Fast and efficient probing of heterogeneous IoT networks

Metongnon, Lionel [UCL] Sadre, Ramin [UCL]

The Internet of Things (IoT) leads to the interconnectivity of a wide range of device types running an equally wide range of operating systems and applications. This heterogeneity of hardware and software poses significant challenges to security. Constrained IoT devices often do not have enough resources to carry the overhead of an intrusion protection system or complex security protocols. Furthermore, they are often not properly managed and updated. Network scans are a valuable tool to discover vulnerable devices. In the context of IoT, the initiator of the scan can be particularly interested in finding constrained devices, assuming that they are easier targets for attacks.
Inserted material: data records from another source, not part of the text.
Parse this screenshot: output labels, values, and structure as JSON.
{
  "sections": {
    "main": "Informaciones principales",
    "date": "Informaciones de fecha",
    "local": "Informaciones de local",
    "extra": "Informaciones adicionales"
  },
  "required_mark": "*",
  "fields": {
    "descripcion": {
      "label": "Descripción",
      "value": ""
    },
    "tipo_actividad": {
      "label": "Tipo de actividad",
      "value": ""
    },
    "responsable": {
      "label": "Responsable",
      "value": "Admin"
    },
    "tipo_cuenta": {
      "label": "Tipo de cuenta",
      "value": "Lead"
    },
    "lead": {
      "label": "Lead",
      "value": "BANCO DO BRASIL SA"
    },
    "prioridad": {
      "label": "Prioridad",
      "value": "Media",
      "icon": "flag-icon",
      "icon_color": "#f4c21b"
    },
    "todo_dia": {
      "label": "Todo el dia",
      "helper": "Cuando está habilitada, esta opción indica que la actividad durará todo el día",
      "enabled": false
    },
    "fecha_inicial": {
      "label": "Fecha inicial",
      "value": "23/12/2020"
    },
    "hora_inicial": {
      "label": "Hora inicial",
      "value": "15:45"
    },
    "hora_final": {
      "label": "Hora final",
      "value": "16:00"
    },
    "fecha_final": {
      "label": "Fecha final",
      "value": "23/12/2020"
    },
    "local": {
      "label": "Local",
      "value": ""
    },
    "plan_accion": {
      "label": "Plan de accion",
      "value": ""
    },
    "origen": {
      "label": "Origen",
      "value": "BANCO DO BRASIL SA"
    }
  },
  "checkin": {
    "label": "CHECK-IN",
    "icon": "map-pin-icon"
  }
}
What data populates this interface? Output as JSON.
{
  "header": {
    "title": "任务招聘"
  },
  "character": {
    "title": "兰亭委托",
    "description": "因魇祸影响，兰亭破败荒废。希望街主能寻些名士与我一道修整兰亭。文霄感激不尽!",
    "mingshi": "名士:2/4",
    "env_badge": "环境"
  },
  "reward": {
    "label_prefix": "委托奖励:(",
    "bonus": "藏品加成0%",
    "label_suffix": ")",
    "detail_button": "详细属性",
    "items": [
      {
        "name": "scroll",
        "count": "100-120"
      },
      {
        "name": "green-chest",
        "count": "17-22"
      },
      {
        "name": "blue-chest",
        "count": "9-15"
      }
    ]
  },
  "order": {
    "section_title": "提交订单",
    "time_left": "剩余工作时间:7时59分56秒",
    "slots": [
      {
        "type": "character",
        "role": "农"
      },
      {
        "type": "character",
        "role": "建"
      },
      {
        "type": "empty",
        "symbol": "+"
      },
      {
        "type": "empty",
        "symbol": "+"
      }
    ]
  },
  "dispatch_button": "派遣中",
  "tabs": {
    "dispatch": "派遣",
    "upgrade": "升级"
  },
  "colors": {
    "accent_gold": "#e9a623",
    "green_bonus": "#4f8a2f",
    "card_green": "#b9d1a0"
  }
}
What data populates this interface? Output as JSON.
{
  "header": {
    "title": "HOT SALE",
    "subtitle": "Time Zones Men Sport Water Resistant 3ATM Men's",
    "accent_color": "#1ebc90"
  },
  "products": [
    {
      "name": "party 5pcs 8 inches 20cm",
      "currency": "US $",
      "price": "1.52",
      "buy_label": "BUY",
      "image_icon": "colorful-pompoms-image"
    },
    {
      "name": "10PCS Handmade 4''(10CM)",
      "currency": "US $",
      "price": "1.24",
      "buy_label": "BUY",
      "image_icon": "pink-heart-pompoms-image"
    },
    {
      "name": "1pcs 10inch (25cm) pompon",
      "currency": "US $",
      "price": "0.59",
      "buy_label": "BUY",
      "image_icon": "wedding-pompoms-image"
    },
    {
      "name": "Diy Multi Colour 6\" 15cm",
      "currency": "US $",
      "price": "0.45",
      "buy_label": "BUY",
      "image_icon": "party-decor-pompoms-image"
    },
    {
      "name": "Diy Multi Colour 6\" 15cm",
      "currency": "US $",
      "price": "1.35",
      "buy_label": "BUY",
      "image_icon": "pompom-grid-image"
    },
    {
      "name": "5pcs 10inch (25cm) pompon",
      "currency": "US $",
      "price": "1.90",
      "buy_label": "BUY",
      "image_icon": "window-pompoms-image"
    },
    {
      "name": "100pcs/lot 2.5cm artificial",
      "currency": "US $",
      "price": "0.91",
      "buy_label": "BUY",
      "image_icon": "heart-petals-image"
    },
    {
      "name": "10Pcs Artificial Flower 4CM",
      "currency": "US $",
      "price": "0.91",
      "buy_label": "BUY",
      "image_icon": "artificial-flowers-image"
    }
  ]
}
However, in IoT networks hosting devices of various types, performing a scan with a high discovery rate can be a challenging task, since a scan working well for, eg, a WiFi network might easily overload a low-power network such as IEEE 802.15.4. In this paper, we propose an approach to increase the efficiency of network scans in heterogeneous environments by combining them with active round-trip time measurements. The measurements allow the scanner to differentiate IoT nodes by the used network technology. Using the knowledge gained from this differentiation, our approach adapts the scan strategy to reduce probe losses, and hence the speed and efficiency of the scan. We validate our approach through simulations of a mixed IoT infrastructure consisting of WiFi and multihop IEEE 802.15.4 subnetworks.